Timeline of Events

January 9, 1861
The New York Herald

We have learned, from information gathered from gentlemen recently arrived from the city of Charleston, some few later details relative to that part of South Carolina, which we believe will be interesting to most of our readers. People belonging to the city and State of New York, and in fact to the North generally, are not aware - or if they are, are not willing to admit the fact to their own minds let alone to others - that much are the preparations being made in the South as would preclude all chance of coercing the revolting States.

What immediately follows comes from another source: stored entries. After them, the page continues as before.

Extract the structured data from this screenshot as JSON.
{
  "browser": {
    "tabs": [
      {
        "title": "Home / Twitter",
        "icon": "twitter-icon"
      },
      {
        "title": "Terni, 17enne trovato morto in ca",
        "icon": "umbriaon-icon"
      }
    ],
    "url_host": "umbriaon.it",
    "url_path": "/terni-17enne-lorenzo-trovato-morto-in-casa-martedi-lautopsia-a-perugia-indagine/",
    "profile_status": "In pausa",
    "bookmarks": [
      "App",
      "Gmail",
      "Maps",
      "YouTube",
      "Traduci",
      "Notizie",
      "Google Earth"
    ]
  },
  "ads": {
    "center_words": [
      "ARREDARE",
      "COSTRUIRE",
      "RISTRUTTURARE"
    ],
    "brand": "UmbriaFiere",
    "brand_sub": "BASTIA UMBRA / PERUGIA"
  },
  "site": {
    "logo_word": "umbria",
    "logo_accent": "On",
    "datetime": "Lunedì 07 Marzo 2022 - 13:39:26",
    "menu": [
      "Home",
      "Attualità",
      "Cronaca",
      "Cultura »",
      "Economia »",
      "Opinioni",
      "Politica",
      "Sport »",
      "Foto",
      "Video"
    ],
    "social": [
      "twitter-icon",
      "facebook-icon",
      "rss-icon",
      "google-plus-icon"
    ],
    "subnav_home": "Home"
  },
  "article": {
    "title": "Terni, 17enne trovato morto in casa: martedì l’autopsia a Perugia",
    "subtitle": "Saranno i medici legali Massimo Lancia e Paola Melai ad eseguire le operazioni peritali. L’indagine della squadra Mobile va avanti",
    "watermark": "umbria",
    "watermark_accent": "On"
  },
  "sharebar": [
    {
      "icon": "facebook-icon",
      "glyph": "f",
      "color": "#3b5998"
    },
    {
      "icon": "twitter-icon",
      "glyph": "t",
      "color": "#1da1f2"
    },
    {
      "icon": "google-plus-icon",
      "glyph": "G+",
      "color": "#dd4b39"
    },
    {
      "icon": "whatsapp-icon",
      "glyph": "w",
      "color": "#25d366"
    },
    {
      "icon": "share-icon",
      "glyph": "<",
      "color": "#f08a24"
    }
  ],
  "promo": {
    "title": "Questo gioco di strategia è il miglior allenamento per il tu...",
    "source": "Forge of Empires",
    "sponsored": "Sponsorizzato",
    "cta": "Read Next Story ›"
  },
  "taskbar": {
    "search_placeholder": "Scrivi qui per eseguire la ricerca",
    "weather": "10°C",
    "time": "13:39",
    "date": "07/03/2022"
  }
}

Such measures have been adopted to prevent all vessels of an offensive character entering the harbor of Charleston that even those belonging to that city cannot get out without aid. All the buoys have been removed, and some, if not all of the beacons taken down. All lights are extinguished at night, except that upon fort Sumter, which, for the purpose of navigation, might as well be a hundred miles off, and the lightship has been withdrawn. From Cummin's Point to the lighthouse, a distance of several miles, sandbank batteries have been erected and well manned, and vessels laden with paving stones and other heavy substances are placed at important points to sink, so that any vessels of an opposing character that might presume to prowl in would be stopped. If the Star of the West attempts to carry her living cargo to the help of Fort Sumter she will be at once sunk by the South Carolina troops stationed along the entrance of the harbor, as a determination exists among them not to allow of reinforcements arriving at that fort. Pilots have been firmly charged not to pilot vessels-of-war into the harbor, but no restrictions are placed upon vessels of commerce and trade. When the steamship Columbia was ready for sea, although she belonged to the city of Charleston, so completely had all marks of the channel been obliterated that it cost the sum of one hundred and fifty dollars to get her clear of the harbor. It was estimated that the value of the vessel and cargo, which consisted of cotton, rice, domestic produce, &c., was not less than $440,000, and yet this large amount was "locked up" for some time, rather than allow chances for the vessels of the enemy to make their way up to the fort or the city.

REF: The New York Herald 09 JAN 1861.